Descemos do carro e entramos em um mercadinho chique, a parede principal era branca e com muitas janelas que exibiam o interior colorido; ao passar pela porta vimos várias pessoas andando pelos corredores, carregando suas cestinhas com produtos orgânicos e sucos da Indonésia, e fomos direto até a parte onde estavam expostos artigos de praia. Talvez aquela cidade fosse perto de uma cidade praiana afinal. Broke escolheu cuidadosamente uma canga que combinasse com o seu shorts e enrolou-a no braço. Atravessamos a porta de volta a céu aberto e ouvimos alguém lá dentro gritar apontando o braço para nós. A passos largos, virei o rosto e então notei que o mercado tinha câmeras de segurança para todos os lados. Droga! Estávamos ferrados. Seríamos presos e minha mãe me deixaria apodrecer no reformatório e Broke nunca mais falaria comigo. Era o nosso fim.

- Merda! Broke, câmeras. Como não vimos antes de entrar? – falei ao entrar no carro e bater a porta, já a salvo (ao menos por enquanto).

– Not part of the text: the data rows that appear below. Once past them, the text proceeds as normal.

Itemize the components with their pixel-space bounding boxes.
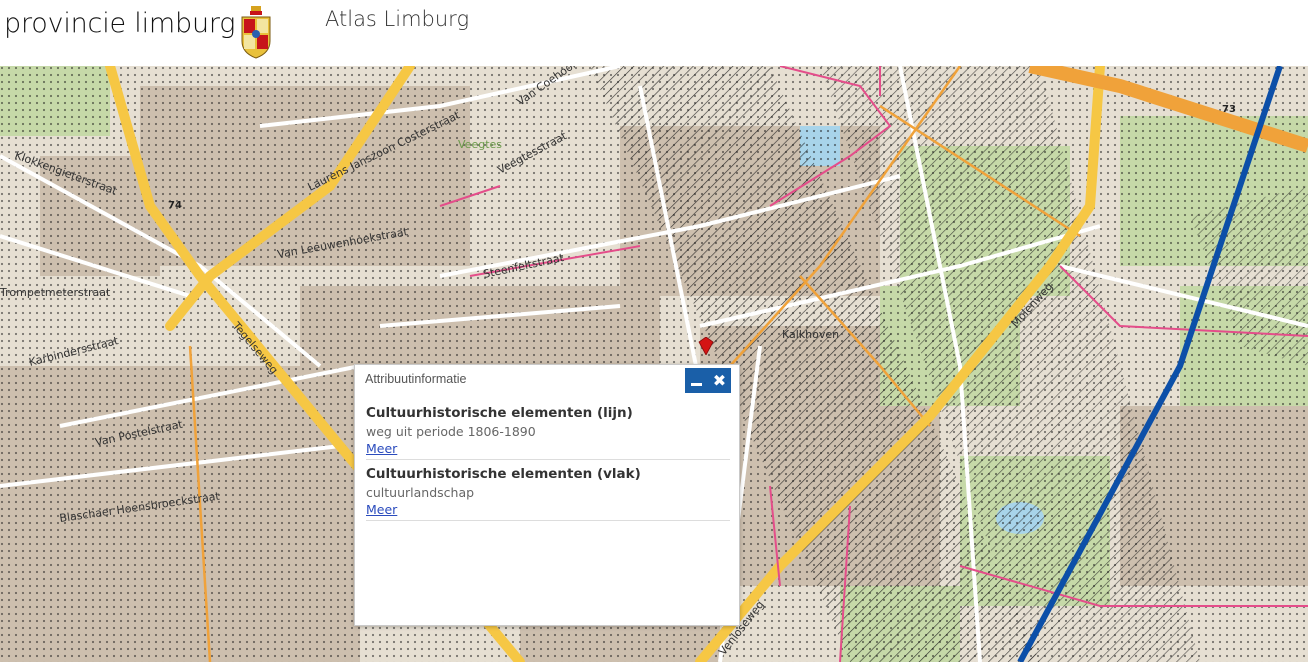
entry-title: Cultuurhistorische elementen (vlak)	[366, 466, 641, 482]
entry-description: weg uit periode 1806-1890	[366, 424, 536, 439]
street-label: Trompetmeterstraat	[0, 286, 111, 299]
close-button[interactable]: ✖	[708, 368, 731, 393]
more-link[interactable]: Meer	[366, 502, 397, 517]
brand-name[interactable]: provincie limburg	[4, 8, 235, 39]
minimize-button[interactable]	[685, 368, 708, 393]
road-number-label: 73	[1222, 104, 1236, 115]
close-icon: ✖	[712, 370, 727, 390]
attribute-info-popup: Attribuutinformatie ✖ Cultuurhistorische…	[354, 364, 740, 626]
attribute-entry: Cultuurhistorische elementen (lijn) weg …	[366, 405, 730, 460]
more-link[interactable]: Meer	[366, 441, 397, 456]
popup-controls: ✖	[685, 368, 731, 393]
app-title: Atlas Limburg	[325, 7, 470, 31]
road-number-label: 74	[168, 200, 182, 211]
attribute-entry: Cultuurhistorische elementen (vlak) cult…	[366, 466, 730, 521]
province-crest-icon[interactable]	[239, 5, 273, 59]
entry-title: Cultuurhistorische elementen (lijn)	[366, 405, 633, 421]
street-label: Kalkhoven	[782, 328, 839, 341]
entry-description: cultuurlandschap	[366, 485, 475, 500]
popup-title: Attribuutinformatie	[365, 372, 467, 386]
minimize-icon	[691, 383, 702, 386]
app-header: provincie limburg Atlas Limburg	[0, 0, 1308, 66]
location-marker-icon[interactable]	[698, 337, 714, 355]
street-label: Veegtes	[458, 138, 502, 151]
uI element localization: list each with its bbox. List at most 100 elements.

Eu podia sentir meu rosto ficando quente e as veias das minhas mãos dilatando, conforme eu abria e fechava os dedos com força. Fechei os olhos e soltei o ar, esperando que isso liberasse o outro eu de dentro de mim. O eu que agora começava a assumir o controle novamente. O eu que não aparecia há muito tempo e que adoraria socar alguma coisa, ver a marca e sentir o sangue quente escorrer por entre os dedos. O eu que Broke não conhecia e que não poderia.

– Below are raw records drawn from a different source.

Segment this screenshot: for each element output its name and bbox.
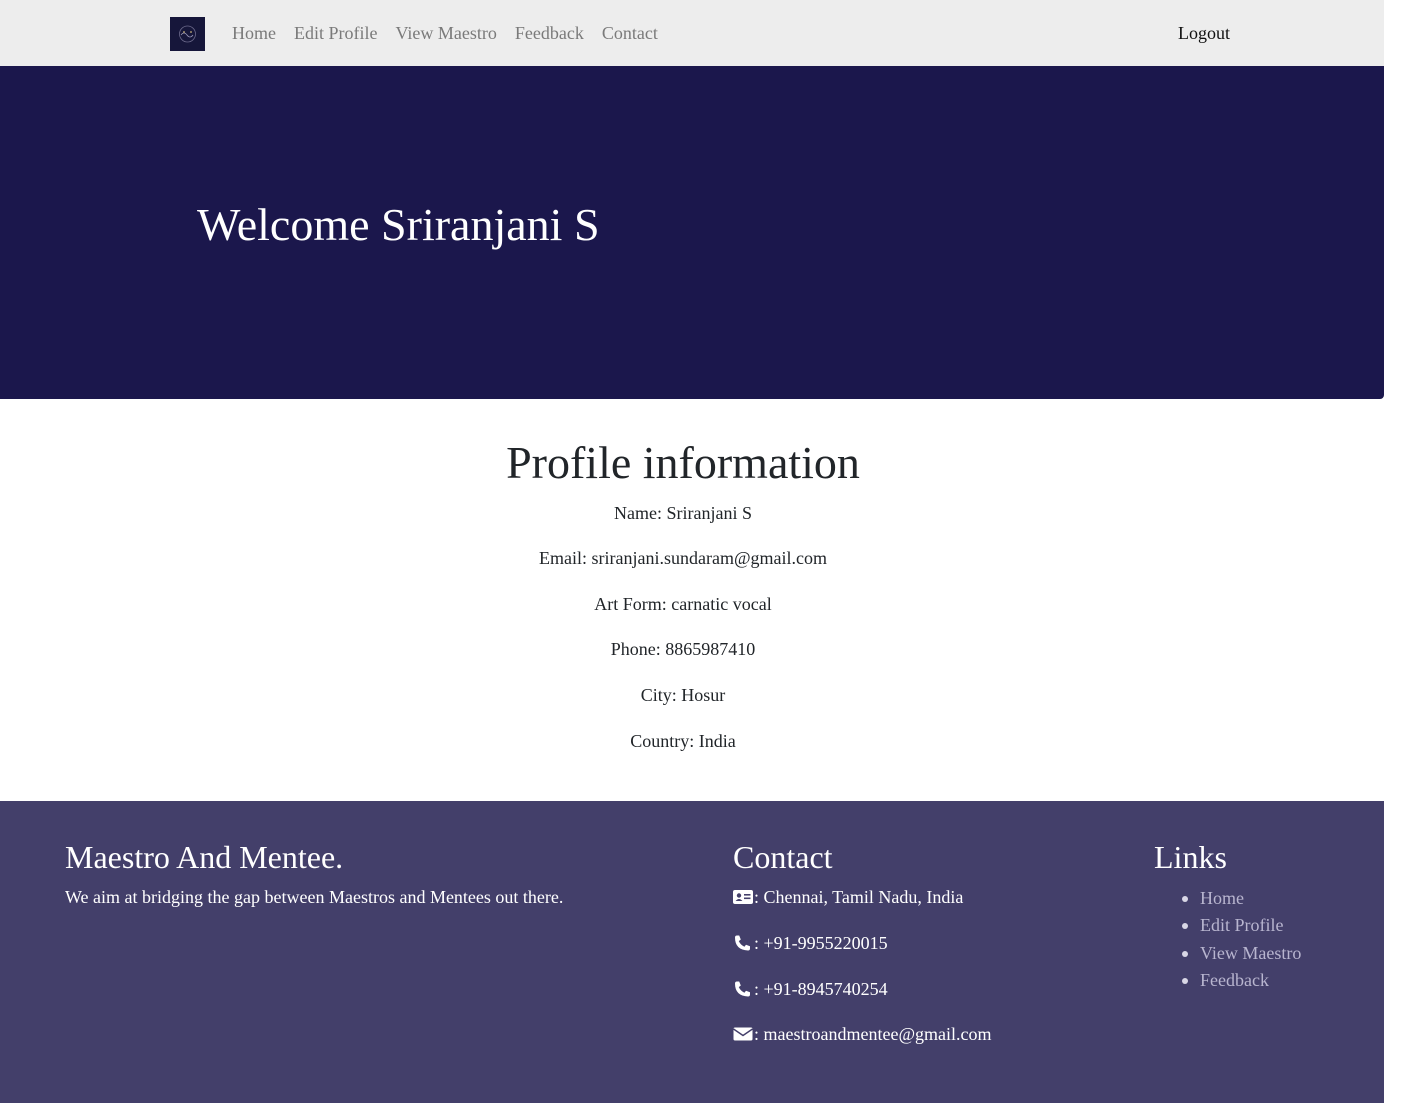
- bullet-icon: [1182, 896, 1188, 902]
- profile-section: Profile information Name: Sriranjani S E…: [0, 399, 1366, 801]
- contact-phone-2: : +91-8945740254: [733, 977, 888, 1001]
- logout-link[interactable]: Logout: [1178, 0, 1230, 66]
- envelope-icon: [733, 1025, 753, 1043]
- contact-address-text: : Chennai, Tamil Nadu, India: [754, 887, 964, 907]
- footer-link-edit-profile[interactable]: Edit Profile: [1182, 912, 1301, 939]
- footer-link-home[interactable]: Home: [1182, 885, 1301, 912]
- page: Home Edit Profile View Maestro Feedback …: [0, 0, 1384, 1103]
- address-card-icon: [733, 888, 753, 906]
- contact-phone-2-text: : +91-8945740254: [754, 979, 888, 999]
- footer-tagline: We aim at bridging the gap between Maest…: [65, 887, 564, 907]
- brand-logo-icon[interactable]: [170, 17, 205, 51]
- profile-city: City: Hosur: [640, 685, 726, 705]
- contact-email: : maestroandmentee@gmail.com: [733, 1022, 992, 1046]
- nav-link-contact[interactable]: Contact: [602, 0, 658, 66]
- profile-title: Profile information: [506, 437, 860, 488]
- phone-icon: [733, 934, 753, 952]
- welcome-heading: Welcome Sriranjani S: [197, 199, 600, 250]
- footer-link-label: Feedback: [1200, 969, 1269, 990]
- nav-link-feedback[interactable]: Feedback: [515, 0, 584, 66]
- footer-links-title: Links: [1154, 839, 1227, 875]
- footer-link-label: View Maestro: [1200, 942, 1302, 963]
- top-navbar: Home Edit Profile View Maestro Feedback …: [0, 0, 1384, 66]
- profile-art-form: Art Form: carnatic vocal: [594, 594, 772, 614]
- footer-link-label: Home: [1200, 888, 1244, 908]
- nav-link-view-maestro[interactable]: View Maestro: [396, 0, 497, 66]
- profile-email: Email: sriranjani.sundaram@gmail.com: [539, 548, 827, 568]
- footer-brand-title: Maestro And Mentee.: [65, 839, 344, 875]
- profile-country: Country: India: [630, 731, 736, 751]
- footer-contact-title: Contact: [733, 839, 833, 875]
- profile-name: Name: Sriranjani S: [614, 503, 752, 523]
- hero-banner: Welcome Sriranjani S: [0, 66, 1384, 399]
- footer-link-feedback[interactable]: Feedback: [1182, 967, 1301, 994]
- footer-link-view-maestro[interactable]: View Maestro: [1182, 940, 1301, 967]
- bullet-icon: [1182, 977, 1188, 984]
- contact-phone-1-text: : +91-9955220015: [754, 933, 888, 953]
- profile-phone: Phone: 8865987410: [610, 639, 756, 659]
- nav-link-edit-profile[interactable]: Edit Profile: [294, 0, 378, 66]
- footer: Maestro And Mentee. We aim at bridging t…: [0, 801, 1384, 1103]
- nav-link-home[interactable]: Home: [232, 0, 276, 66]
- bullet-icon: [1182, 950, 1188, 957]
- footer-link-label: Edit Profile: [1200, 915, 1284, 936]
- contact-email-text: : maestroandmentee@gmail.com: [754, 1024, 992, 1044]
- phone-icon: [733, 980, 753, 998]
- nav-links: Home Edit Profile View Maestro Feedback …: [232, 0, 676, 66]
- footer-links-list: Home Edit Profile View Maestro Feedback: [1182, 885, 1301, 994]
- contact-phone-1: : +91-9955220015: [733, 931, 888, 955]
- bullet-icon: [1182, 923, 1188, 930]
- contact-address: : Chennai, Tamil Nadu, India: [733, 885, 963, 909]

- Calma – ela segurou minha mão, puxando-a para sua perna e entrelaçou nossos dedos, sorrindo. – Qual a chance de acontecer alguma coisa? Ninguém se importa com adolescentes baderneiros que furtam comida.

- Certo. Vamos embora – minha voz estava irreconhecível e Broke me encarou séria antes de ligar o carro e fixar os olhos na estrada.

Chegando em casa, me enterrei na cama com o rosto no travesseiro e esperei que o ano inteiro passasse antes de me levantar novamente. Queria desfazer o dia de hoje. Como pudemos ser tão idiotas? Meu celular vibrou no meu bolso, interrompendo meus pensamentos. Uma mensagem de Broke, só podia ser, e ela parecia estar tão animada quanto quando começamos aquilo tudo. Engoli alguns comprimidos, que droga de hábito e fui dormir, torcendo para que nada invadisse meus sonhos e me fizesse acordar no meio da noite tendo calafrios.